For the best-8 third-placed ranking across groups the chain is identical except head-to-head is skipped (those teams have not played each other): points → overall GD → overall GS → FIFA Ranking.
Reproducibility
Every prediction run records a 10-field provenance block, so any published forecast can be traced to the exact model, code, data, and random seed that produced it.
forecast__elo-dc-v1.0__seed42__cond0__rerun20260610live| Field | Value | What it pins |
|---|---|---|
| model_version | elo-dc-v1.0 | Identifies the committed Elo + Dixon–Coles fit. |
| simulator_version | shell-v0.1 | Identifies the Monte Carlo engine + tie-breaker logic. |
| code_version / git_commit | 251b05fc78ce | Repository commit the run was produced from. |
| data_version | 2026-06-10 | Snapshot date of the cleaned results dataset. |
| data_hash | ee6953cd4cd6d943… (SHA-256) | Hash of the source results CSV (martj42/international_results). |
| rng_seed | 42 | Monte Carlo seed — fixed, so a re-run reproduces the same draws. |
| training_cutoff_date | 2026-06-10 | Matches on or before this date were used to fit; nothing after leaks in. |
| data_cutoff_time | — (pre-tournament) | Null pre-tournament; set to the as-of time once live results condition the run. |
| calibration_method | none | Calibration assessed and applied (see calibration section). |
| run_type | model_forecast | Distinguishes a forecast run from a data build or backtest. |
Read live from the published forecast run (the current_run view) — the same source the forecast page uses, so it refreshes at every re-run.
Limitations
Where the model is weakest, stated plainly.
- No team news. Injuries, suspensions, lineups and form within a camp are invisible to it — it sees match results, not who is on the pitch.
- No market signal. By design it ignores betting odds, so its champion shares are more compressed than the market’s (favourites land near 7–10%, not 12–15%).
- Sparse World Cup evidence. Only two tournaments (128 matches) back the calibration; reliability bins are noisy and a single tournament cannot fully validate tail behaviour.
- Grid-boundary tuning. Half-life and the Elo prior both landed at the top of their search grids — the true optimum may sit beyond, suggesting even more weight on long-run strength.
- Static within a day. The forecast updates when results are entered, not continuously; between updates it does not react to news.
Update cadence
When the numbers move, and why.
- Pre-tournament. A final model re-run on the June 10 data freeze sets the published opening forecast — superseding any earlier provisional run.

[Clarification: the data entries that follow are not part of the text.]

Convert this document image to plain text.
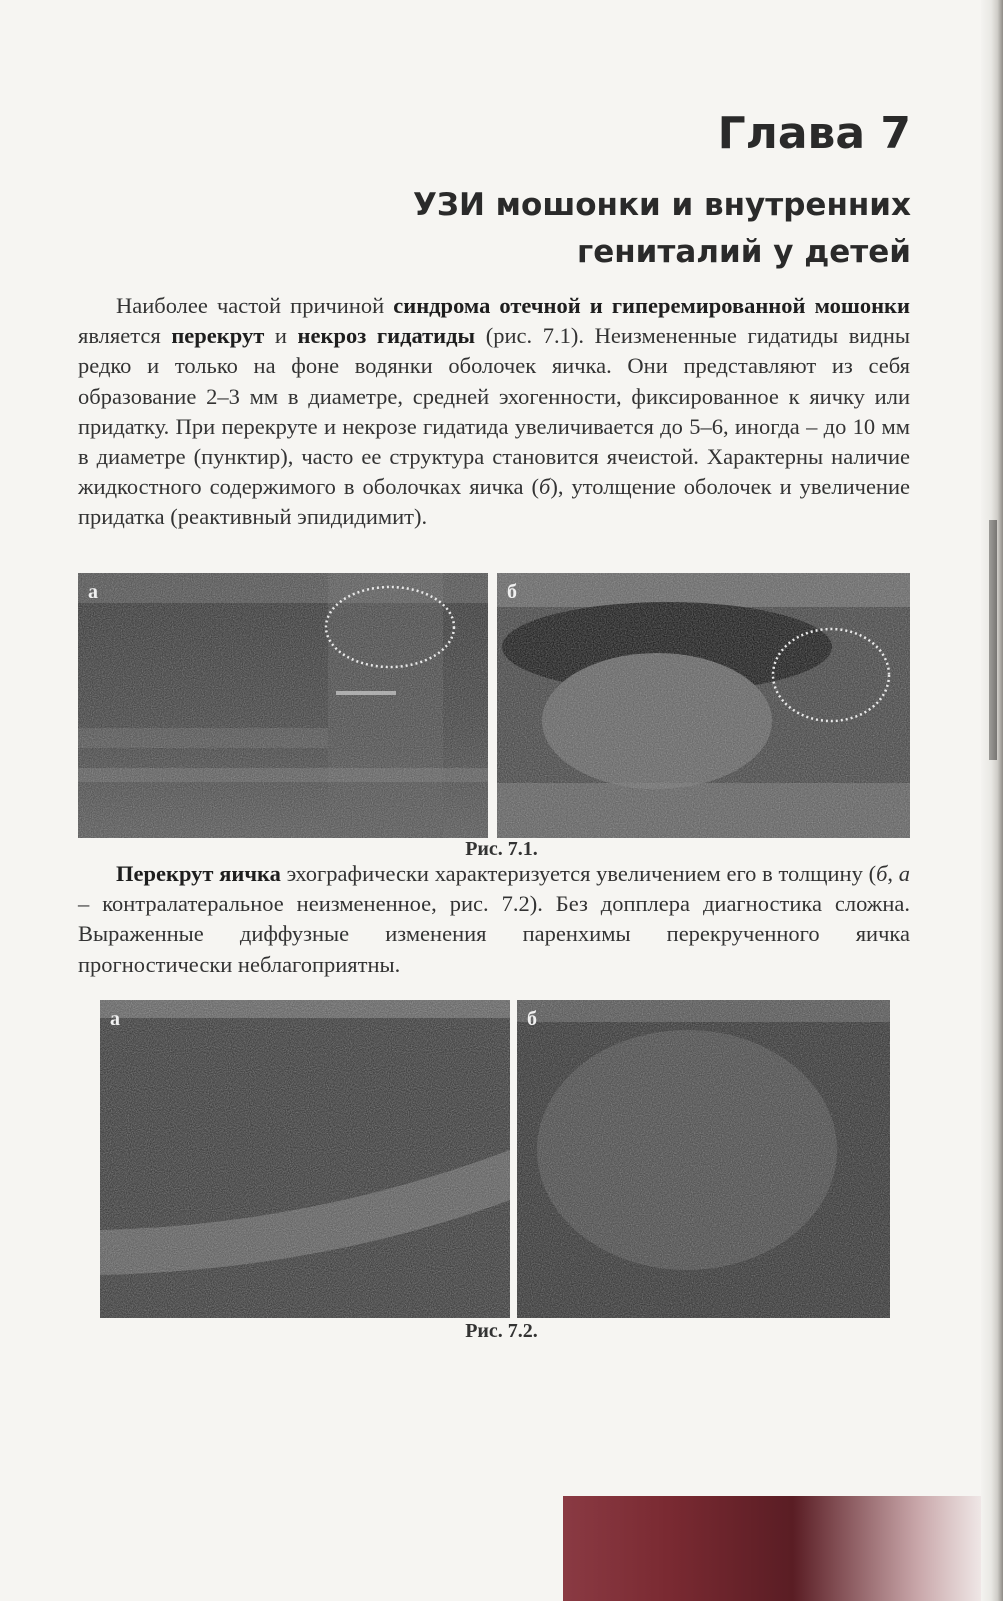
Глава 7
УЗИ мошонки и внутренних
гениталий у детей

Наиболее частой причиной синдрома отечной и гиперемированной мошонки является перекрут и некроз гидатиды (рис. 7.1). Неизмененные гидатиды видны редко и только на фоне водянки оболочек яичка. Они представляют из себя образование 2–3 мм в диаметре, средней эхогенности, фиксированное к яичку или придатку. При перекруте и некрозе гидатида увеличивается до 5–6, иногда – до 10 мм в диаметре (пунктир), часто ее структура становится ячеистой. Характерны наличие жидкостного содержимого в оболочках яичка (б), утолщение оболочек и увеличение придатка (реактивный эпидидимит).

а	б
Рис. 7.1.

Перекрут яичка эхографически характеризуется увеличением его в толщину (б, а – контралатеральное неизмененное, рис. 7.2). Без допплера диагностика сложна. Выраженные диффузные изменения паренхимы перекрученного яичка прогностически неблагоприятны.

а	б
Рис. 7.2.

- During the tournament. As each result is entered, the simulator re-conditions on completed matches and re-runs, so standings and championship odds shift to reflect what has actually happened.
- Provenance preserved. Each re-run writes a fresh reproducibility block (above), so any past state of the forecast remains traceable.
Independent, calibrated, and probabilistic — not affiliated with FIFA, and not betting advice. Model figures are transcribed from the committed artifacts (backtest report, Dixon–Coles parameters, reliability CSVs); the reproducibility block and calibration status are read live from the published forecast run.